Simplest Tompato Salad

Adapted from Mollie Katzen's Vegetable Heaven
Preparation time: 10 minutes
Yield: 4 to 6 servings

Here is a minimalist recipe for enhancing the natural brilliance of vine-ripened tomatoes. It calls for dressing them with a small amount of warmed, scallion-infused olive oil, then finishing the dish with a little salt and pepper. Rather than overshadowing the flavor of the tomatoes, this treatment augments it beautifully.

* Simplest Tomato Salad tastes best if eaten shortly after it is assembled.

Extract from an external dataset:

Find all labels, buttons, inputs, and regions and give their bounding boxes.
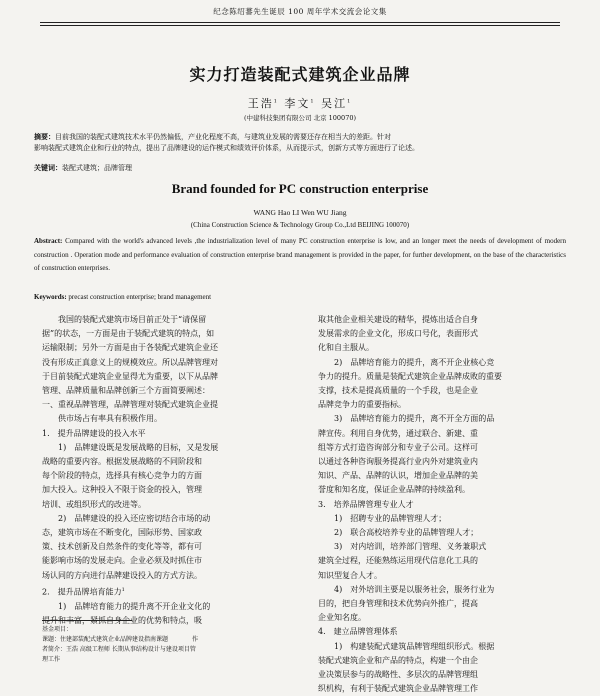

* I like it at room temperature.

3 tablespoons olive oil
4 scallions, minced
2 pounds ripe, firm tomatoes
1/2 teaspoon salt (or to taste)
Freshly ground black pepper
  1. Heat the olive oil in a small skillet over medium heat. Add the scallions, and sauté for about 5 to 8 minutes, or until the scallions are completely wilted. Set aside to cool for about 5 minutes.
  2. Meanwhile, cut the tomatoes in half; squeeze out and discard the seeds. Cut the tomatoes into bite-sized chunks, and place them in a medium-sized glass or ceramic bowl.
  3. Pour the scallions and oil over the tomatoes, and sprinkle on a little salt and a fair amount of black pepper. Stir gently and serve right away at room temperature, or cover tightly and chill.